L. A.’s Wrigley Field was the setting for the 1960 TV show Home Run Derby, hosted by Mark Scott. It pitted the sluggers of the day against each other in one-to-one matchups. ESPN used to carry it, and I saw a few of the contests. A few of them are on YouTube, including the episodes with the late Ernie Banks. Henry Aaron, of the Milwaukee Braves, won the most money on the show, $13,500. You can’t even get a major league ballplayer to roll out of bed for $13,500. It was enough for a Ford Thunderbird in 1960.

DollarTimes.com tells me that $13,500 in 1960 is $107,012.29 today. That’s the per-game rate of a guy making $17,335,990.98 a season today. That’s a little more than Max Scherzer will be playing for this season for the Washington Nationals.
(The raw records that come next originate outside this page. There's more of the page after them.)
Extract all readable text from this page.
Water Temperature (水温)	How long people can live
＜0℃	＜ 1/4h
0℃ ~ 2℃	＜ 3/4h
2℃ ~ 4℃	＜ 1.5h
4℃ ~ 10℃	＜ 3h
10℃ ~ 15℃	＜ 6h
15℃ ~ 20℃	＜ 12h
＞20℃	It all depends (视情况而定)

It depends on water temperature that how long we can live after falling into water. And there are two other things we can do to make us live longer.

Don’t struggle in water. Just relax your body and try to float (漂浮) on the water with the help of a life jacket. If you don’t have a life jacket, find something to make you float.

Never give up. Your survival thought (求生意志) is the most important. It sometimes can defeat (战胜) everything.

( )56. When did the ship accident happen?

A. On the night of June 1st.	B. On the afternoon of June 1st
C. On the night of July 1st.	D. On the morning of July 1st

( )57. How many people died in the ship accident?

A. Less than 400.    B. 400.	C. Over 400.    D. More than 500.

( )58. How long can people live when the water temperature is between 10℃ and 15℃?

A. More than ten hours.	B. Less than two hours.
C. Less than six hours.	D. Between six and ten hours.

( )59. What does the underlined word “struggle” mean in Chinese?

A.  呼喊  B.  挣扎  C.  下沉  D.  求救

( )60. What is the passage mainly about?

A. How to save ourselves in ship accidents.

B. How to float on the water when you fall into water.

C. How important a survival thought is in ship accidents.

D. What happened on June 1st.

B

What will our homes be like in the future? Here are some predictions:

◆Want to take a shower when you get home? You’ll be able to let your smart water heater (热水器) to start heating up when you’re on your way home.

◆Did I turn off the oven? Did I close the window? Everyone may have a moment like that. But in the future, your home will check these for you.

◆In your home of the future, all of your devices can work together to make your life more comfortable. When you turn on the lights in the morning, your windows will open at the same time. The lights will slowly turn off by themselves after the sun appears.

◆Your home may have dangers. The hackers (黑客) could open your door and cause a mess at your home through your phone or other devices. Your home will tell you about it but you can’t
Max just signed for $210 million for the next seven seasons. Entire baseball teams weren’t worth $210 million thirty years ago. Ballplayers used to have to get jobs during the winter to support their families. Now it’s like owners are throwing money into their laps. That’s just crazy.

I live within three miles of three high schools, all of which have baseball teams and would probably pay me to come to the games. Know what? It’s probably the most fun for the least amount of money. Really. And I’d probably see a better ballgame.